高齢になると、記憶力が低下してくるのは避けられません。しかし、単なる認知症と思われているケースの中に、実は、手術で良くなる認知症が隠れていることがあります。そのひとつが、「水頭症」です。

原因はよくわからず、脳圧が正常なので、特発性正常圧水頭症(iNPH)というのが、正式な病名です。

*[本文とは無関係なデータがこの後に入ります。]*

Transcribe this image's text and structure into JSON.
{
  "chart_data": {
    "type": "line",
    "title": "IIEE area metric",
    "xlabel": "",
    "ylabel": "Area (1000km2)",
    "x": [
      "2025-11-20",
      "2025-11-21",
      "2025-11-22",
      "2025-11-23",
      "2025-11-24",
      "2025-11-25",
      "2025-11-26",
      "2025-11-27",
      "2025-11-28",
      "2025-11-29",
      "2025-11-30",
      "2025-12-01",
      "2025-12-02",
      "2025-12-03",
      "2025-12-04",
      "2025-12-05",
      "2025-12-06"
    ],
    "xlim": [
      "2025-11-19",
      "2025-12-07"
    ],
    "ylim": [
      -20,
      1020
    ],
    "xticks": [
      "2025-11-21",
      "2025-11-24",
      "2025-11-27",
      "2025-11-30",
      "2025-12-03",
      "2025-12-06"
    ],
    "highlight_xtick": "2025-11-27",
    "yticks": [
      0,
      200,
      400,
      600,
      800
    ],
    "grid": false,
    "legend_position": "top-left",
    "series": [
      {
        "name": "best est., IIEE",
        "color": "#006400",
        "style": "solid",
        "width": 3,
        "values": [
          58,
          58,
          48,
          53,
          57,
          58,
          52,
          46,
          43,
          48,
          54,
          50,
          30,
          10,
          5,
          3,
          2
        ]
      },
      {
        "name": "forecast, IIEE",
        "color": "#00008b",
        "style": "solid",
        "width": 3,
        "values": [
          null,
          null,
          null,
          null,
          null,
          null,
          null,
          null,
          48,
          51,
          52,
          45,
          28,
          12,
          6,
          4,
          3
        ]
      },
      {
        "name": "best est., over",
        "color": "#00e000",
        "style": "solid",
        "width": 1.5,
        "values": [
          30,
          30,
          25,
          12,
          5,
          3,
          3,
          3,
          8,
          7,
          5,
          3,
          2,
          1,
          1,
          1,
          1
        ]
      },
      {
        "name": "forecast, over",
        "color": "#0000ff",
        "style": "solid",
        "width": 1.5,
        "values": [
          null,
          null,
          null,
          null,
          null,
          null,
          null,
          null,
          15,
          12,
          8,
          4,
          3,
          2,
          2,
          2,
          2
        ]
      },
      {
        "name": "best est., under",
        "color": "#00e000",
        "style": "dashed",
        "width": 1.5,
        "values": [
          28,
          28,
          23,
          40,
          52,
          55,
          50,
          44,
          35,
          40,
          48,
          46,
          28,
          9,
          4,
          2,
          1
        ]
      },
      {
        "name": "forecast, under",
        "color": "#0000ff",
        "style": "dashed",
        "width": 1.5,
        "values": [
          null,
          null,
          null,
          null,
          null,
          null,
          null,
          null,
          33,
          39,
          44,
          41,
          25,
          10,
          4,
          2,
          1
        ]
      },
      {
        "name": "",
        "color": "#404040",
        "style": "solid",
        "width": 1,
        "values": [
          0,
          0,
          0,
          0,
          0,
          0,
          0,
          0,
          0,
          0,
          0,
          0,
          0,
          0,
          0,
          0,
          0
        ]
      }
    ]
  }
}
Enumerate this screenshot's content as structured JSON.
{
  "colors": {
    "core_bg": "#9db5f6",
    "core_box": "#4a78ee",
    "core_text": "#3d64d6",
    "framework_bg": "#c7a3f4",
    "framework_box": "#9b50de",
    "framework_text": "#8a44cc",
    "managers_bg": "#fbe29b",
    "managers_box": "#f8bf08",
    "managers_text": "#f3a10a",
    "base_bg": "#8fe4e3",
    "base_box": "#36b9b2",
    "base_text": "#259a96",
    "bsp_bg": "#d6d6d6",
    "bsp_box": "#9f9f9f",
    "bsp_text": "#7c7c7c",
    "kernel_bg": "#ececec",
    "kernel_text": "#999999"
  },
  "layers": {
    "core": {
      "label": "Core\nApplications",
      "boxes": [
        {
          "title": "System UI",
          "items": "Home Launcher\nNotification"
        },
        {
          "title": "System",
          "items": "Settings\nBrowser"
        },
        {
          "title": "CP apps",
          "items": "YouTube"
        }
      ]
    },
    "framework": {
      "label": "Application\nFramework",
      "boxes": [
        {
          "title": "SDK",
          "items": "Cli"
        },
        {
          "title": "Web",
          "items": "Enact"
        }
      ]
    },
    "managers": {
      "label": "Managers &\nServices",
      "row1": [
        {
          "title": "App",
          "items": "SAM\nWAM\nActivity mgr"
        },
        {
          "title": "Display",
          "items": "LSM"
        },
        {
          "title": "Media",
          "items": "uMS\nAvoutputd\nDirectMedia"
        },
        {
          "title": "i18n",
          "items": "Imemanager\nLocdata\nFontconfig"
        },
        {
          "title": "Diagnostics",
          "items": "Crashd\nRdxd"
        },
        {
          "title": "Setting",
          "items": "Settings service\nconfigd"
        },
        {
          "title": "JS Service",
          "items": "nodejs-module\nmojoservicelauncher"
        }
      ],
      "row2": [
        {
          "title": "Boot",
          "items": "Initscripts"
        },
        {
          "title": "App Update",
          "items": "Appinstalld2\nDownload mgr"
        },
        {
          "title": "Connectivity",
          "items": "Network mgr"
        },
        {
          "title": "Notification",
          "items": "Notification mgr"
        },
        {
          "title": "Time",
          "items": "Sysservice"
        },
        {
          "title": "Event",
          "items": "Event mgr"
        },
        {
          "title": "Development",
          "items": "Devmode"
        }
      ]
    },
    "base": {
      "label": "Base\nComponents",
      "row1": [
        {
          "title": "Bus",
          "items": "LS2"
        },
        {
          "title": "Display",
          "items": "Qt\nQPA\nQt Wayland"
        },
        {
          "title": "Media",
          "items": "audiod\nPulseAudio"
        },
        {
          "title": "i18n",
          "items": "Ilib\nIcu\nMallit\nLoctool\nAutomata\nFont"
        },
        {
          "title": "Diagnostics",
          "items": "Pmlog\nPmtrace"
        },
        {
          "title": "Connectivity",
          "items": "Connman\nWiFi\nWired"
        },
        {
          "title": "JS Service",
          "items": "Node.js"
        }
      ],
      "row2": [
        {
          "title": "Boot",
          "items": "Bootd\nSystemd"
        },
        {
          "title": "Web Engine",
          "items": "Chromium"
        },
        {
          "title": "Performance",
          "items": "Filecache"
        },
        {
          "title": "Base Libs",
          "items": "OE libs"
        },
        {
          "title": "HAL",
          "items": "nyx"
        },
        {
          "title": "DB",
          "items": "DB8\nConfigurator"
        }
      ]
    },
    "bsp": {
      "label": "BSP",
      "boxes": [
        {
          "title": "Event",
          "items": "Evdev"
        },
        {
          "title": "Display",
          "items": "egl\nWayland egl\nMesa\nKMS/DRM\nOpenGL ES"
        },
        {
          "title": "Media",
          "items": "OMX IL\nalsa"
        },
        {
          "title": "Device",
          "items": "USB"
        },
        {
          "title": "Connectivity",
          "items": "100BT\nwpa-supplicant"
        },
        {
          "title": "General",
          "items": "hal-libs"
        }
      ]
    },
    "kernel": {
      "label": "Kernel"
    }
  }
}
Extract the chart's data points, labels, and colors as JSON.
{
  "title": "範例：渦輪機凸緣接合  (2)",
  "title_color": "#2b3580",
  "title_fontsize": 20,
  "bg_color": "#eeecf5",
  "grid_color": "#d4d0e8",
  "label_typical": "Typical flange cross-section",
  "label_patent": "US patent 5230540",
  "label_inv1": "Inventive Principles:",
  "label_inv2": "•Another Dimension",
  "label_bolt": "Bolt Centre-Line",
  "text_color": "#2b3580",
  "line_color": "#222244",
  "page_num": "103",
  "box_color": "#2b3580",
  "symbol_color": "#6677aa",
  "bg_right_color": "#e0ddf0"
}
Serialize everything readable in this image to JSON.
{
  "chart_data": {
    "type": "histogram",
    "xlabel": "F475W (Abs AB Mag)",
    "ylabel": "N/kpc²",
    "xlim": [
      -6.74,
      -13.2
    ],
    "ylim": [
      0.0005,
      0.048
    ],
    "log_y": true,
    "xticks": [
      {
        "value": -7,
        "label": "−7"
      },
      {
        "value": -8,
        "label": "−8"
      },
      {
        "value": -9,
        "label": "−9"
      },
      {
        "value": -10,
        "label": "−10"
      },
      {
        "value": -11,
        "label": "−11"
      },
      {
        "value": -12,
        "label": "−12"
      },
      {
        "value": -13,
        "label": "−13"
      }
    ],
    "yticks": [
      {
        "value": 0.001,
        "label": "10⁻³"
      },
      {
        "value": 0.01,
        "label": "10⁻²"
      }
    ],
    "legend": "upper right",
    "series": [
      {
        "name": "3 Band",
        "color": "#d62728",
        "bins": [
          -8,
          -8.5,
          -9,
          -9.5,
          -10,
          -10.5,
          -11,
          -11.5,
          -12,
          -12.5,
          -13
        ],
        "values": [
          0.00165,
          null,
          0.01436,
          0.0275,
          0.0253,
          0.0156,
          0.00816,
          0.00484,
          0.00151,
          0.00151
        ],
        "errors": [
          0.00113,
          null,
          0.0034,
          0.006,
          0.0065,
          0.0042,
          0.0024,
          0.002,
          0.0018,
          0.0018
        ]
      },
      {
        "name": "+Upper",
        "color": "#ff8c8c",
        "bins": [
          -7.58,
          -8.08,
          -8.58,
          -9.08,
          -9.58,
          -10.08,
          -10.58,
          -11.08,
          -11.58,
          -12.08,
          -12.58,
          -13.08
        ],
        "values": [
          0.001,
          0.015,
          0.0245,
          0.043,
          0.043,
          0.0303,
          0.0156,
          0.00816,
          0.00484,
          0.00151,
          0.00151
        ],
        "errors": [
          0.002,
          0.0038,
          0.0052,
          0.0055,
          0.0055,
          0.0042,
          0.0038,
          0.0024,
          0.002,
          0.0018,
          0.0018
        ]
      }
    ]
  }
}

症状がゆっくり進行し、高齢者によくある認知症との区別が難しいために、見過ごされることも多いです。

水頭症とは

脳の周りは、脳脊髄液(髄液)という液体が、潤滑油のように浸しています。髄液は、脳室という脳の隙間で1日に500mlほどが作られ、同じ量が吸収されていますが、その循環が滞るのが、「水頭症」です。

歩行障害、認知障害(痴呆)、排尿障害が3大症状

  • 歩行障害は、歩幅が小さく、足が上がりにくくなり、足を開いて歩くために、ゆっくりで不安定な歩行になる。
  • 認知障害は、注意力、思考速度・反応速度・作業速度の低下、記憶障害が認められる。
  • 排尿障害は、尿意切迫、尿失禁がある。

検査

CT、MRIなどの画像検査で脳室が拡大して見えます。しかし、アルツハイマー病でも脳の萎縮により脳室が拡大してみえることがあります。

腰椎穿刺で脳脊髄液を少量排出し、歩行や認知の改善効果をみる、タップテストが診断に有用です。

治療は、細いチューブを脳室などに埋め込んで、髄液を逃がす手術(シャント術)が行われています。